En España lo que cuenta no es la ley -igual para todos-, ni siquiera la autoridad -moral- -para hacerla cumplir; en España, y sobre todo en Madrid, lo único que cuenta es quién manda. A veces se acuerda uno de la Unión Soviética, donde según relataba un exasperado lector a la revista Ogoniok, le había sucedido el siguiente episodio: compró en un supermercado unas latas de conserva; al llegar a casa se dio cuenta de que estaban caducadas; reclamó; no quisieron cambiárselas, y tras innumerables dimes y diretes, la autoridad competente zanjó el asunto extendiendo un certificado según el cual el plazo de caducidad de dichas latas quedaba prorrogado (véase Lettres des profondeurs de l' URSS, Gallimard, París, 1991).

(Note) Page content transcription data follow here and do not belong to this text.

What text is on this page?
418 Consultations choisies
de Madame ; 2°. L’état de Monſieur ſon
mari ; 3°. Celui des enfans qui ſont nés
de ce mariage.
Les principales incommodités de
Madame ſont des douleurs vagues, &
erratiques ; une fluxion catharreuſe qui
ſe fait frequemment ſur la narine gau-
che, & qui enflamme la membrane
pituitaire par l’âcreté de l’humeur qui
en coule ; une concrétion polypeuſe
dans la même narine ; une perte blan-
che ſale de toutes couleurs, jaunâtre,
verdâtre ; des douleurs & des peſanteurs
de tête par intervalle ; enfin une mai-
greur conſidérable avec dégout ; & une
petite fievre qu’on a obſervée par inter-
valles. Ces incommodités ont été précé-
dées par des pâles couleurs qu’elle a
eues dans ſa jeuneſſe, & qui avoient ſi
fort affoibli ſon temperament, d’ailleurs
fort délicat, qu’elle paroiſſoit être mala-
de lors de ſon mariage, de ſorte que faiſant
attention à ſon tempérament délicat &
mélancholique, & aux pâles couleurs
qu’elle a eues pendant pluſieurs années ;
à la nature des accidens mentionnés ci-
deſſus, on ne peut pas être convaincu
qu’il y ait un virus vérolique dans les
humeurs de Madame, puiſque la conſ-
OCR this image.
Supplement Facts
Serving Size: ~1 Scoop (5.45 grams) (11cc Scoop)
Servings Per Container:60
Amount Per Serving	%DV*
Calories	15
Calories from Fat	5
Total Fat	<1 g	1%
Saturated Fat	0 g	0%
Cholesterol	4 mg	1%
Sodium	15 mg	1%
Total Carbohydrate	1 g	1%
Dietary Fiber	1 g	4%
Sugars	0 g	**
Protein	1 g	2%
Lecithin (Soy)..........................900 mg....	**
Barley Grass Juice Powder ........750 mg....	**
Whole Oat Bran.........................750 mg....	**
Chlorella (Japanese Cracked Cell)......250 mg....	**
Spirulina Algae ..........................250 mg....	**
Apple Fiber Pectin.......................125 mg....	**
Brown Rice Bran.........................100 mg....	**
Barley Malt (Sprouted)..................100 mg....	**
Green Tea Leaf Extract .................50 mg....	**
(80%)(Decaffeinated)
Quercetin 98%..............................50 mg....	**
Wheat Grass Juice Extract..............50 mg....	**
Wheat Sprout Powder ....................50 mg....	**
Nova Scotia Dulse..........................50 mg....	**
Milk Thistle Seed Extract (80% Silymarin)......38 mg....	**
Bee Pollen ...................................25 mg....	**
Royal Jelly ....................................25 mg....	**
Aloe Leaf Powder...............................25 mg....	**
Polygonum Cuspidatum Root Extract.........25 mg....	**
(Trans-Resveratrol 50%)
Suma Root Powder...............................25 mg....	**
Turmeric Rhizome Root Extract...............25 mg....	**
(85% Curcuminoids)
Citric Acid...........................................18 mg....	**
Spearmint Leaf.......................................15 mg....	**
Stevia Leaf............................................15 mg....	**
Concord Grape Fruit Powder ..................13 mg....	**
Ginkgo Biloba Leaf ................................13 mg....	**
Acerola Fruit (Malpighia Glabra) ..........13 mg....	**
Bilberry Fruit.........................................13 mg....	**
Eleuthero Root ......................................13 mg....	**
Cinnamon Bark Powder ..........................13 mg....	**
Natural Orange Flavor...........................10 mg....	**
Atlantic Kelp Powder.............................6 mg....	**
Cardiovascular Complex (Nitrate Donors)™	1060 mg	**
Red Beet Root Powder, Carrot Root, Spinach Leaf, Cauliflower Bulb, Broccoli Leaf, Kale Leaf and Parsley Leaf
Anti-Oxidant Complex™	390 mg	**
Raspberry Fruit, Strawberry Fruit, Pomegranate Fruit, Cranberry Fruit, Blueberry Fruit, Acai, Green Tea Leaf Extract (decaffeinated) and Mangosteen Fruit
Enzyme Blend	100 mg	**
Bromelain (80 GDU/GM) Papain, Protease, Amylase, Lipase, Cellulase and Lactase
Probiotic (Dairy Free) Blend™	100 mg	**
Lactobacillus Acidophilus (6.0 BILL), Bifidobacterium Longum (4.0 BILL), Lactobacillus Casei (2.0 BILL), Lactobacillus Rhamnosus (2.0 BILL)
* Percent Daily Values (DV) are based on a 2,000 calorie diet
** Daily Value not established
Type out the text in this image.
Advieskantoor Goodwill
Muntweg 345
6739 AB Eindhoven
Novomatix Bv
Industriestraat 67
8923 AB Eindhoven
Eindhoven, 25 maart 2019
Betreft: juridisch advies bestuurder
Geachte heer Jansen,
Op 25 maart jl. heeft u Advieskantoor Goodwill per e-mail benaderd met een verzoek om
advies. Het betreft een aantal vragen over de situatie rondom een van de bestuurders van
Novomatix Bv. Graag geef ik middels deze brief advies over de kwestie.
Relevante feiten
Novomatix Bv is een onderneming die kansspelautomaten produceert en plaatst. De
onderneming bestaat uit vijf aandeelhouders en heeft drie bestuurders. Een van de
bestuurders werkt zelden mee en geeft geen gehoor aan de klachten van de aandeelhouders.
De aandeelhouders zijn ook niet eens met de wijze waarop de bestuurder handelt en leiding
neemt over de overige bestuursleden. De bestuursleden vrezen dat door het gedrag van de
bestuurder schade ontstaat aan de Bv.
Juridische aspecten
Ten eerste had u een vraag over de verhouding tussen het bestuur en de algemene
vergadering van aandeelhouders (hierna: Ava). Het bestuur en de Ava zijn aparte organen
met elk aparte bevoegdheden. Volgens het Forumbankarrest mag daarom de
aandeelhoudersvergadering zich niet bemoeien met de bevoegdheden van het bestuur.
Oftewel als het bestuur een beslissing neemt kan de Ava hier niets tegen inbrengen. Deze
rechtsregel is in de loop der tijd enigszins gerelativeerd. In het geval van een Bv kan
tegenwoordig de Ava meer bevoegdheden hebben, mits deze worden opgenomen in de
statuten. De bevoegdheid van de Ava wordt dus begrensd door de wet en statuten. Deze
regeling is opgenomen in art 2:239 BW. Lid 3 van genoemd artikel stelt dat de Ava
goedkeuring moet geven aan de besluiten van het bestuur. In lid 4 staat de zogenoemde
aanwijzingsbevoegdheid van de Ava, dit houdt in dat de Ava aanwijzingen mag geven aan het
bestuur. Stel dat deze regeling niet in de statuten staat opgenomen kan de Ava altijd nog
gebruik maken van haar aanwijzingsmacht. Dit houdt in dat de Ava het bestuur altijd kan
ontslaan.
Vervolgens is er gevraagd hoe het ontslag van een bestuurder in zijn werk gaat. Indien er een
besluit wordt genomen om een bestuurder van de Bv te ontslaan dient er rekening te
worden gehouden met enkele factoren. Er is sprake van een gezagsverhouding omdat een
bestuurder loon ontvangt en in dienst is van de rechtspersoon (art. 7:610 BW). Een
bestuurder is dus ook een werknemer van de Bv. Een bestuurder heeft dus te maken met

El ejemplo más flagrante no es sólo madrileño, sino de una de las instituciones que en Madrid representan al Estado, la Biblioteca Nacional. Como es lógico, en la Biblioteca Nacional está prohibido fumar. Los usuarios respetan la prohibición porque algún funcionario, les podría sancionar, pero los funcionarios ¿por qué habrían de molestarse en respetarla, si ellos mandan? Así, el encargado de servir los libros lo hace tranquilamente fumando, justo debajo del cartel de "No fumar". Sospecho que está convencido de que al igual que las latas de conserva soviéticas, los libros españoles saben acatar la jerarquía: si sobre ellos cayera alguna brasa, tendrían la deferencia de preguntar, antes de incendiarse, quién es el fumador, y en caso de que fuese todo un señor funcionario, el libro impertérrito, haciendo gala de espíritu castrense, apagaría él mismo las llamas.